The statistics reveal that the average British bank robbery is committed by 1.6 thieves and nets $31,900 per heist, with a standard deviation of $84,000. Assuming an equal share, the average take was $19,900 per robber per heist—roughly equivalent to a coffee shop barista's annual salary.
Wielding a gun increased the average haul by $16,100, as did adding more accomplices to a raid. Going alone, however, netted the average robber more money because the amount gained by increasing a heist party did not outpace the hit taken by splitting an individual robber's spoils.
The sums are not chump change, Rickman notes, but bank robbing is risky business. Roughly 33 percent of British bank heists end with no robber earning anything, and about 20 percent of raids end in capture. The odds of arrest get worse as a robber attempts more heists. On a robber's fourth heist, for example, the odds of capture compound to 59 percent. “Somehow I expected most bank robbers to be doing much better than what the data actually show,” Rickman says.
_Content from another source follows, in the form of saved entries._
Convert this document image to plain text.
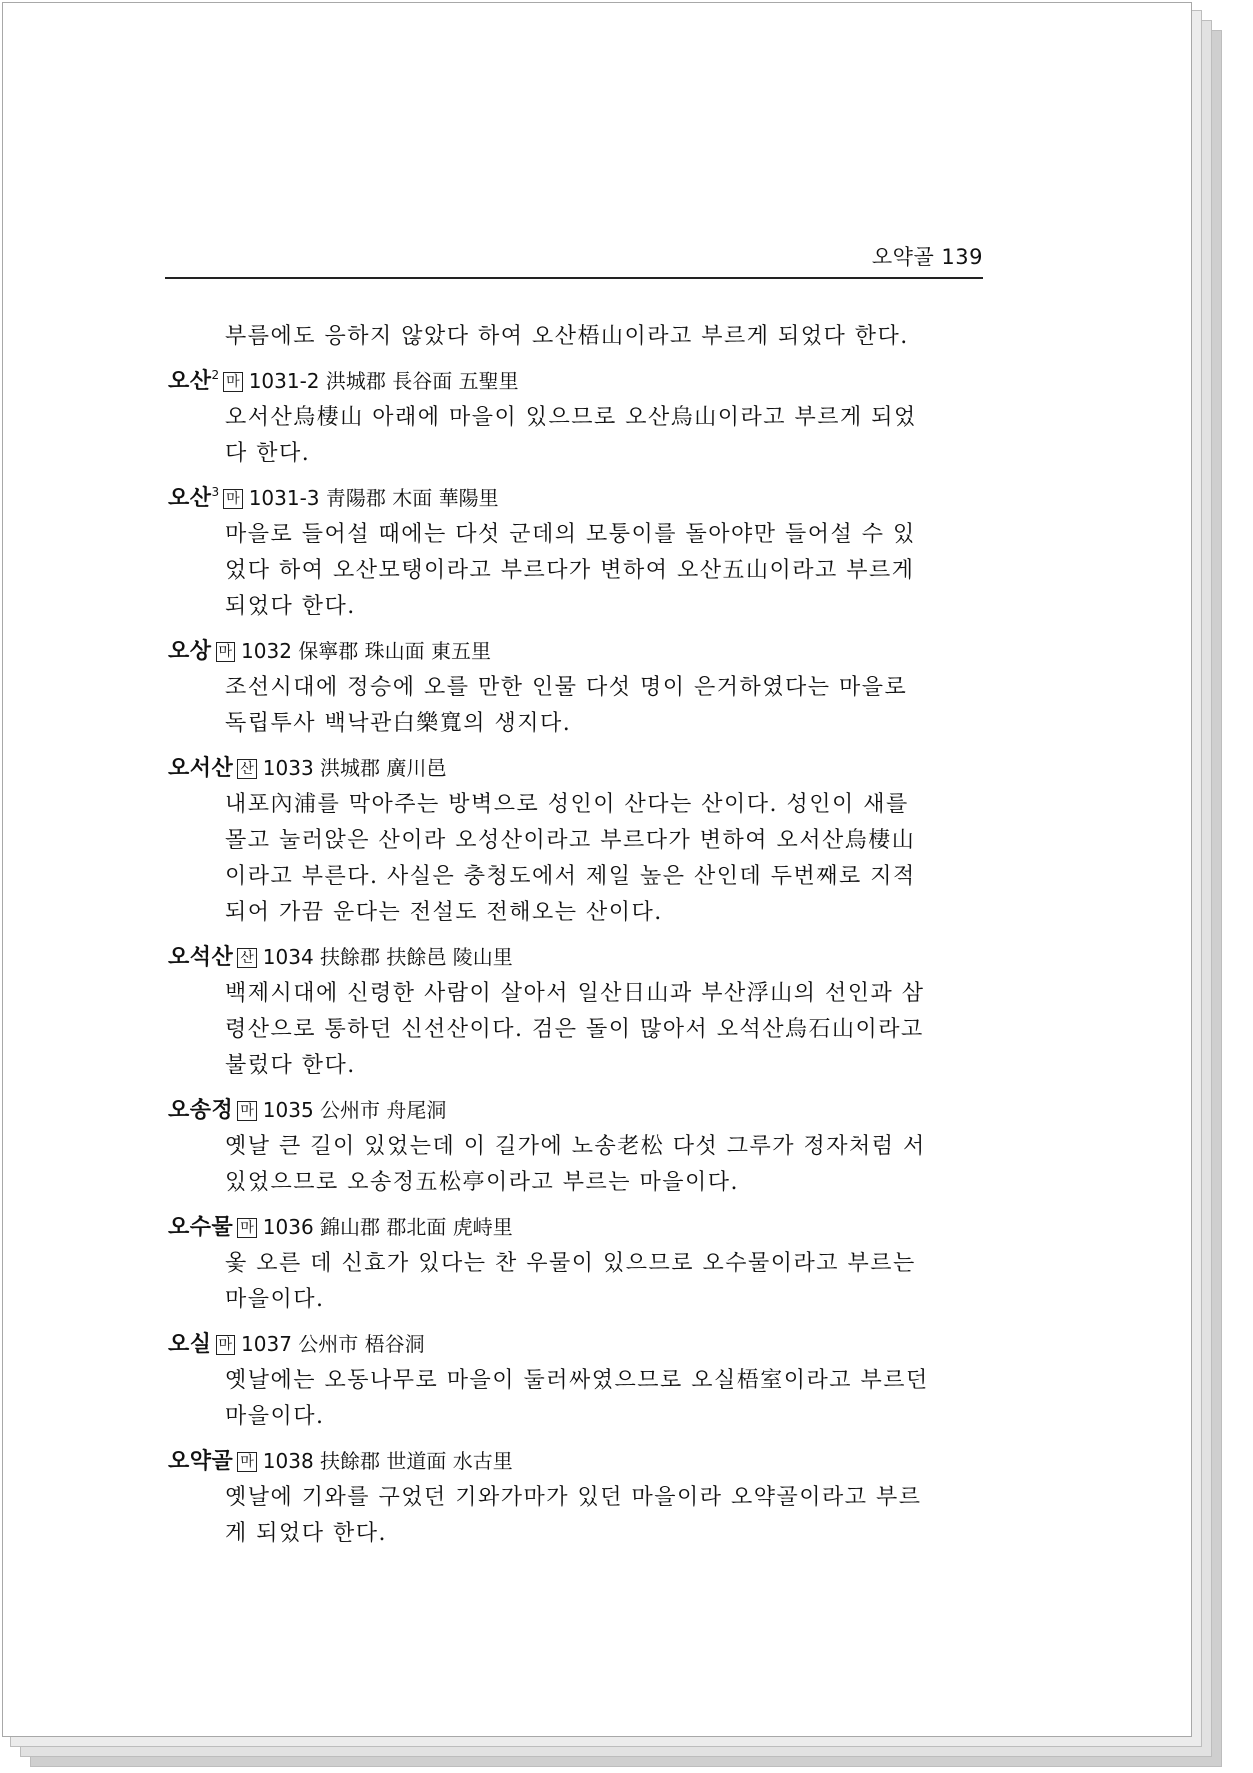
오약골 139

부름에도 응하지 않았다 하여 오산梧山이라고 부르게 되었다 한다.

오산$^2$ 마 1031-2 洪城郡 長谷面 五聖里

오서산烏棲山 아래에 마을이 있으므로 오산烏山이라고 부르게 되었

다 한다.

오산$^3$ 마 1031-3 靑陽郡 木面 華陽里

마을로 들어설 때에는 다섯 군데의 모퉁이를 돌아야만 들어설 수 있

었다 하여 오산모탱이라고 부르다가 변하여 오산五山이라고 부르게

되었다 한다.

오상 마 1032 保寧郡 珠山面 東五里

조선시대에 정승에 오를 만한 인물 다섯 명이 은거하였다는 마을로

독립투사 백낙관白樂寬의 생지다.

오서산 산 1033 洪城郡 廣川邑

내포內浦를 막아주는 방벽으로 성인이 산다는 산이다. 성인이 새를

몰고 눌러앉은 산이라 오성산이라고 부르다가 변하여 오서산烏棲山

이라고 부른다. 사실은 충청도에서 제일 높은 산인데 두번째로 지적

되어 가끔 운다는 전설도 전해오는 산이다.

오석산 산 1034 扶餘郡 扶餘邑 陵山里

백제시대에 신령한 사람이 살아서 일산日山과 부산浮山의 선인과 삼

령산으로 통하던 신선산이다. 검은 돌이 많아서 오석산烏石山이라고

불렀다 한다.

오송정 마 1035 公州市 舟尾洞

옛날 큰 길이 있었는데 이 길가에 노송老松 다섯 그루가 정자처럼 서

있었으므로 오송정五松亭이라고 부르는 마을이다.

오수물 마 1036 錦山郡 郡北面 虎峙里

옻 오른 데 신효가 있다는 찬 우물이 있으므로 오수물이라고 부르는

마을이다.

오실 마 1037 公州市 梧谷洞

옛날에는 오동나무로 마을이 둘러싸였으므로 오실梧室이라고 부르던

마을이다.

오약골 마 1038 扶餘郡 世道面 水古里

옛날에 기와를 구었던 기와가마가 있던 마을이라 오약골이라고 부르

게 되었다 한다.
Some would-be criminals do better than others. Economist Giovanni Mastrobuoni of the University of Turin's Carlo Alberto College in Italy takes issue with the article's lack of attention to the professionals, who presumably raked in most of the $11.6 million stolen from British banks between 2005 and 2008. The article suggests, for example, that fast-rising bulletproof screens in some banks reduce a robbery's success by one third. “But I'd argue that the dumb robbers target banks with fast screens, while professional ones scope out the place thoroughly before robbing,” Mastrobuoni says. Rickman counters that information on professionals is even harder to come by because it requires access to confidential police and bank records. The new report, economists say, underscores the need for more and better data on bank heists.